PRETRAINING.md · yhavinga/pre-training-dutch-t5-models at 7fb92b3e5c04088160951382b0af138c5f7c037d

Pre-training

mC4 dataset

Together with the T5 model architecture and SeqIO, the T5 authors also created and released the multilingual mC4 dataset. It was made available by AllenNLP on the HuggingFace Dataset hub. Our team confirmed that the Dutch portion of the mC4 dataset was deduplicated, and we cleaned the Dutch portion of the mC4 dataset using code adapted from the TensorFlow C4 dataset. The resulting mc4_nl_cleaned dataset on the HuggingFace hub has configs for several sizes, and also configs for mixed Dutch and English texts, e.g. micro_en_nl. The _en_nl configs were added to accommodate multi-language pre-training with the Huggingface pre-training script, that accepts only a single dataset as input. Cleaned English C4 is roughly 5 times larger than its Dutch counterpart. Therefore, interleaving the datasets in a 1:1 ratio results in discarding approximately 80% of the English data. (When pre-training with T5X and SeqIO, it is possible to define task mixtures that include multiple datasets, so these _en_nl configs are not needed.)

The full, cleaned Dutch mC4 dataset is 151GB and remains (as of June 2022) the largest available Dutch corpus on the HuggingFace Dataset hub.

Additional books, Wikipedia and Dutch news articles datasets

The t5_1_1 and ul2 models have also been trained on Dutch books, the Dutch subset of Wikipedia (2022-03-20), the English subset of Wikipedia (2022-03-01), and a subset of "mc4_nl_cleaned" containing only texts from Dutch and Belgian newspapers. Mixing in the these datasets was done to bias the model towards descriptions of events in the Netherlands and Belgium.

Pre-Training Objectives

The T5 models are pre-trained using the span corruption denoising objective. 15% of the tokens in the text are masked, and each span of masked tokens is replaced with a special token known as a sentinel token, where each span is assigned its own sentinel token. The model is then trained to predict for each sentinel token the original text that was replaced by the sentinel tokens.
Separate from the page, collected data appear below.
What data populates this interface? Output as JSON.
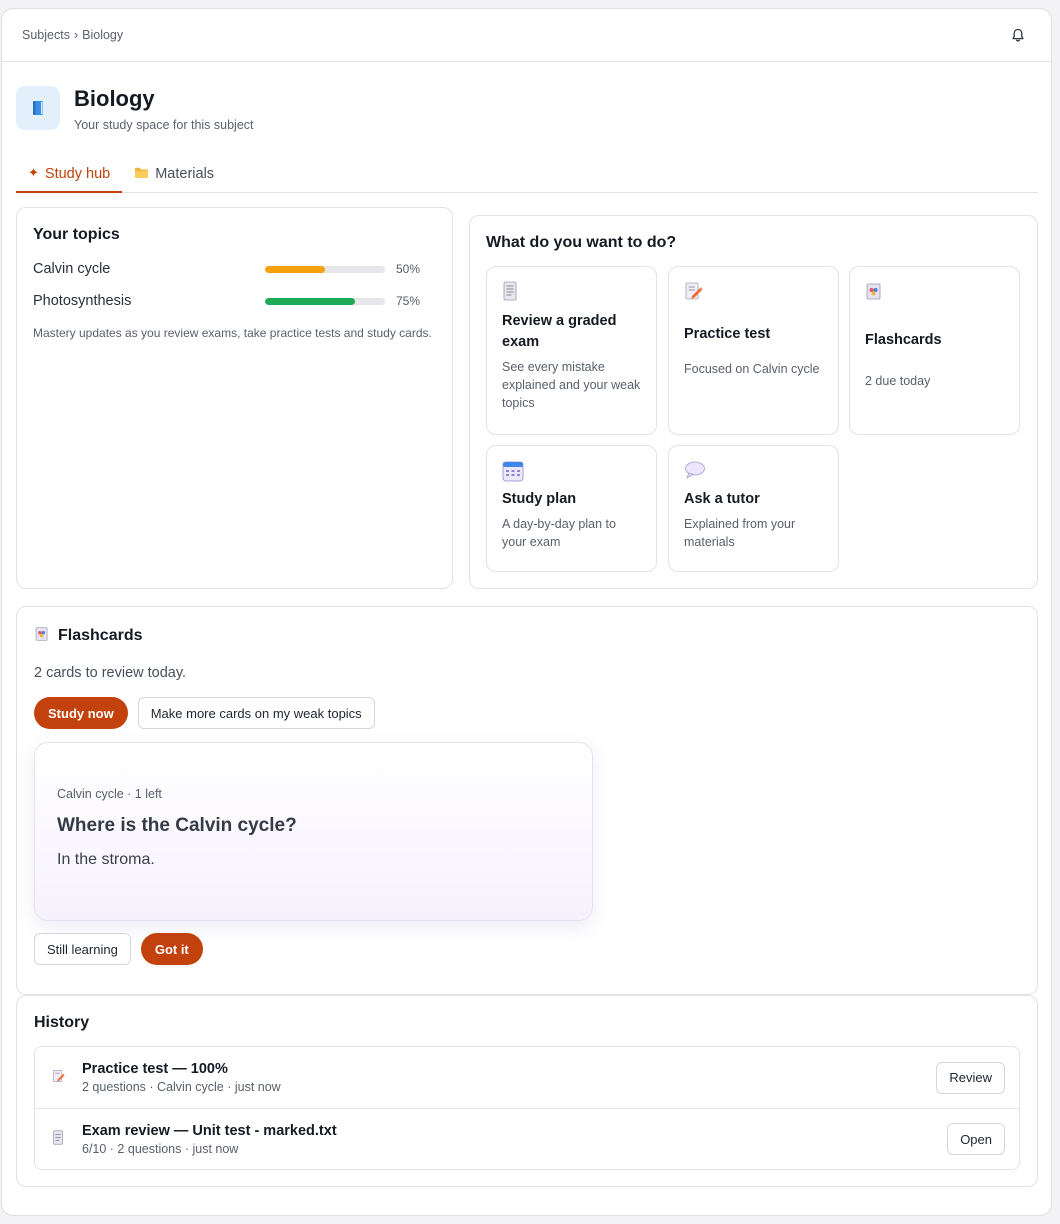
{
  "breadcrumb": {
    "root": "Subjects",
    "separator": "›",
    "current": "Biology"
  },
  "header": {
    "title": "Biology",
    "subtitle": "Your study space for this subject",
    "icon": "book-icon"
  },
  "tabs": [
    {
      "label": "Study hub",
      "icon": "sparkle-icon",
      "active": true
    },
    {
      "label": "Materials",
      "icon": "folder-icon",
      "active": false
    }
  ],
  "topics": {
    "title": "Your topics",
    "items": [
      {
        "name": "Calvin cycle",
        "pct_label": "50%",
        "value": 0.5,
        "color": "#f5a00d"
      },
      {
        "name": "Photosynthesis",
        "pct_label": "75%",
        "value": 0.75,
        "color": "#1faa55"
      }
    ],
    "note": "Mastery updates as you review exams, take practice tests and study cards."
  },
  "actions": {
    "title": "What do you want to do?",
    "items": [
      {
        "title": "Review a graded exam",
        "desc": "See every mistake explained and your weak topics",
        "icon": "document-icon"
      },
      {
        "title": "Practice test",
        "desc": "Focused on Calvin cycle",
        "icon": "memo-pencil-icon"
      },
      {
        "title": "Flashcards",
        "desc": "2 due today",
        "icon": "cards-icon"
      },
      {
        "title": "Study plan",
        "desc": "A day-by-day plan to your exam",
        "icon": "calendar-icon"
      },
      {
        "title": "Ask a tutor",
        "desc": "Explained from your materials",
        "icon": "speech-bubble-icon"
      }
    ]
  },
  "flashcards": {
    "title": "Flashcards",
    "count_text": "2 cards to review today.",
    "study_now": "Study now",
    "make_more": "Make more cards on my weak topics",
    "card": {
      "meta": "Calvin cycle · 1 left",
      "question": "Where is the Calvin cycle?",
      "answer": "In the stroma."
    },
    "still_learning": "Still learning",
    "got_it": "Got it"
  },
  "history": {
    "title": "History",
    "items": [
      {
        "title": "Practice test — 100%",
        "sub": "2 questions · Calvin cycle · just now",
        "action": "Review",
        "icon": "memo-pencil-icon"
      },
      {
        "title": "Exam review — Unit test - marked.txt",
        "sub": "6/10 · 2 questions · just now",
        "action": "Open",
        "icon": "document-icon"
      }
    ]
  },
  "colors": {
    "accent": "#c2410c",
    "amber": "#f5a00d",
    "green": "#1faa55"
  }
}
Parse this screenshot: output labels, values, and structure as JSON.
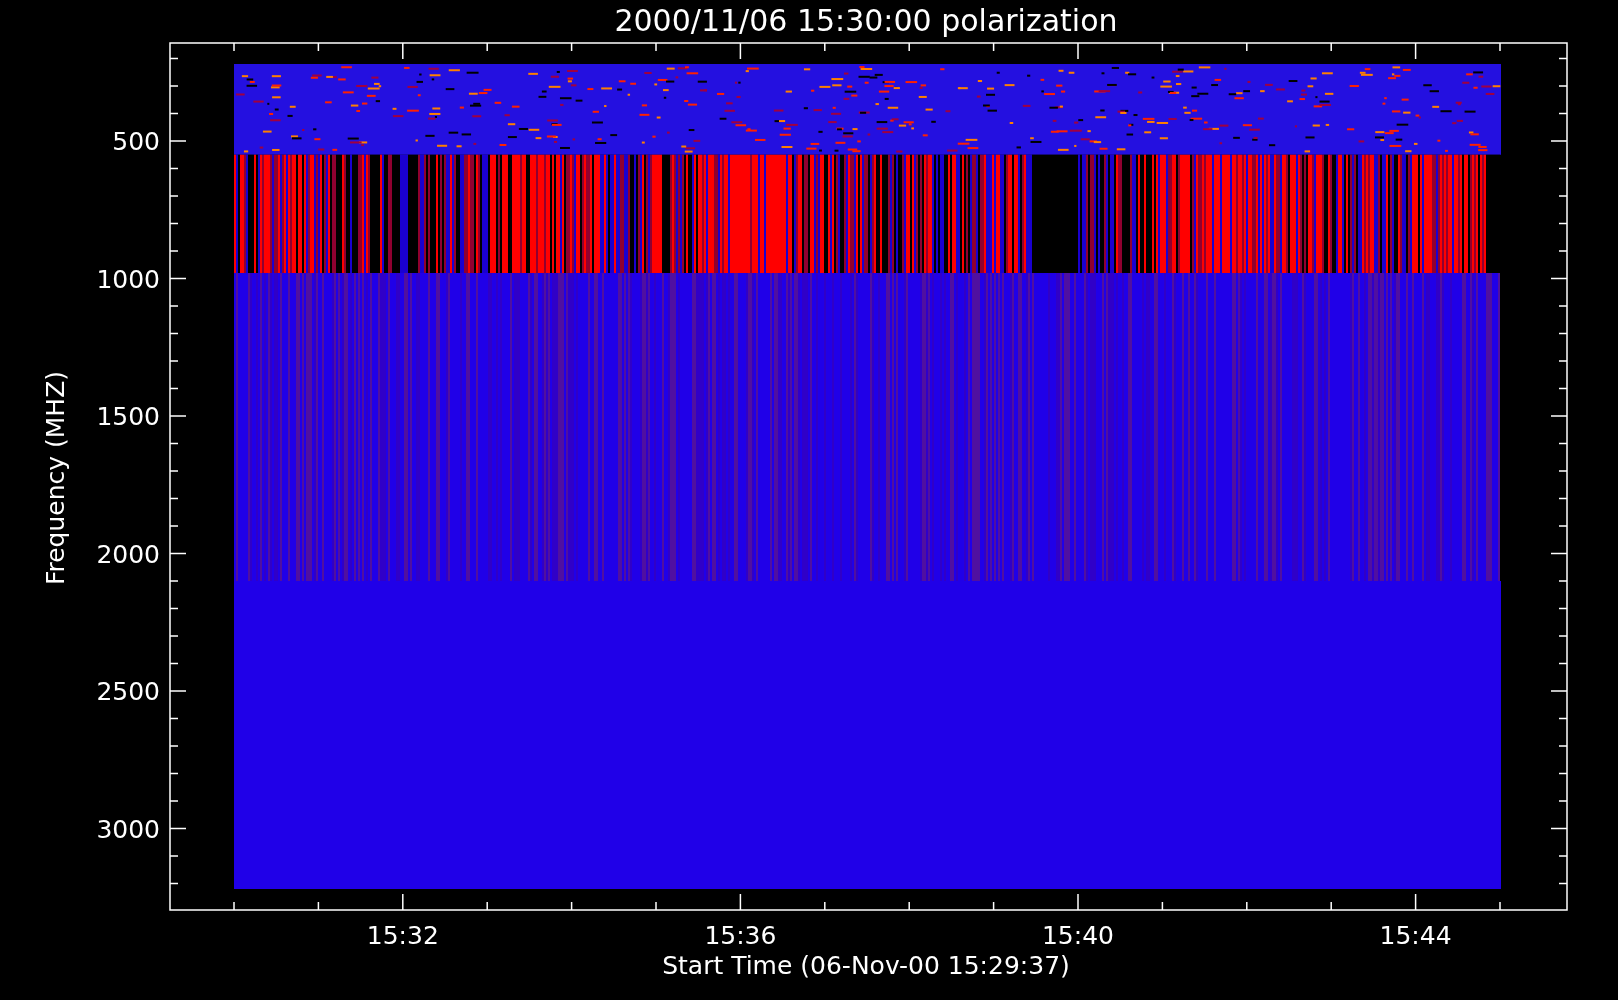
{
  "title": "2000/11/06 15:30:00 polarization",
  "y_axis": {
    "label": "Frequency (MHZ)",
    "ticks": [
      "500",
      "1000",
      "1500",
      "2000",
      "2500",
      "3000"
    ]
  },
  "x_axis": {
    "label": "Start Time (06-Nov-00 15:29:37)",
    "ticks": [
      "15:32",
      "15:36",
      "15:40",
      "15:44"
    ]
  }
}
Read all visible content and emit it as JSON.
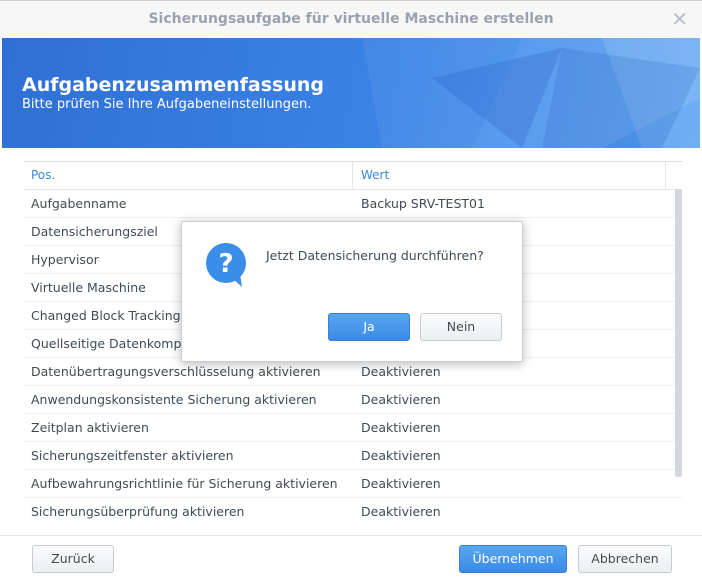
{
  "window": {
    "title": "Sicherungsaufgabe für virtuelle Maschine erstellen",
    "close_symbol": "✕"
  },
  "banner": {
    "heading": "Aufgabenzusammenfassung",
    "subheading": "Bitte prüfen Sie Ihre Aufgabeneinstellungen."
  },
  "grid": {
    "columns": [
      "Pos.",
      "Wert"
    ],
    "rows": [
      {
        "pos": "Aufgabenname",
        "wert": "Backup SRV-TEST01"
      },
      {
        "pos": "Datensicherungsziel",
        "wert": ""
      },
      {
        "pos": "Hypervisor",
        "wert": ""
      },
      {
        "pos": "Virtuelle Maschine",
        "wert": ""
      },
      {
        "pos": "Changed Block Tracking a",
        "wert": ""
      },
      {
        "pos": "Quellseitige Datenkompri",
        "wert": ""
      },
      {
        "pos": "Datenübertragungsverschlüsselung aktivieren",
        "wert": "Deaktivieren"
      },
      {
        "pos": "Anwendungskonsistente Sicherung aktivieren",
        "wert": "Deaktivieren"
      },
      {
        "pos": "Zeitplan aktivieren",
        "wert": "Deaktivieren"
      },
      {
        "pos": "Sicherungszeitfenster aktivieren",
        "wert": "Deaktivieren"
      },
      {
        "pos": "Aufbewahrungsrichtlinie für Sicherung aktivieren",
        "wert": "Deaktivieren"
      },
      {
        "pos": "Sicherungsüberprüfung aktivieren",
        "wert": "Deaktivieren"
      },
      {
        "pos": "",
        "wert": ""
      }
    ]
  },
  "footer": {
    "back_label": "Zurück",
    "apply_label": "Übernehmen",
    "cancel_label": "Abbrechen"
  },
  "dialog": {
    "icon": "question-icon",
    "icon_glyph": "?",
    "message": "Jetzt Datensicherung durchführen?",
    "yes_label": "Ja",
    "no_label": "Nein"
  },
  "colors": {
    "accent": "#3a88d6",
    "banner": "#3b83e6"
  }
}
The UL2 models are pre-trained with the Mixture-of-Denoisers (MoD) objective, that combines diverse pre-training paradigms together. UL2 frames different objective functions for training language models as denoising tasks, where the model has to recover missing sub-sequences of a given input. During pre-training it uses a novel mixture-of-denoisers that samples from a varied set of such objectives, each with different configurations. UL2 is trained using a mixture of three denoising tasks:

R-denoising (or regular span corruption), which emulates the standard T5 span corruption objective;
X-denoising (or extreme span corruption); and
S-denoising (or sequential PrefixLM).

Pre-training software

Huggingface run_t5_mlm_flax.py

All models except t5_1_1 and ul2 were pre-trained using the Huggingface run_t5_mlm_flax.py script. This script is a good fit if you want to get a grasp what's needed to pre-train a language model with Flax and Jax, since all data preparation, model instantiation, loss function, and training loop are contained in a single file.

Google's T5X

The Dutch t5_1_1 and ul2 models were pre-trained using T5X. This is a modular framework that can be used for pre-training, fine-tuning, and evaluation of T5 models. Because of its modular and pluggable design, by only supplying a few configuration and code files, it is possible to pre-train with your own definitions. It is even possible to define custom neural network layers and architectures, though I did not do this and only pre-trained the default T5 encoder-decoder architecture, and varied only the pre-training objective, and the datasets used and mixed with SeqIO.

Conversion script from T5X to HF

The T5X models were converted to Huggingface Flax T5 format using a script that was adapted from the T5X checkpoint to HuggingFace Flax conversion script. This script was modified to cast weights to bf16, and to also convert to pytorch format. For this conversion to be successful, the T5X model had to be saved with use_gda=False set in the GIN file.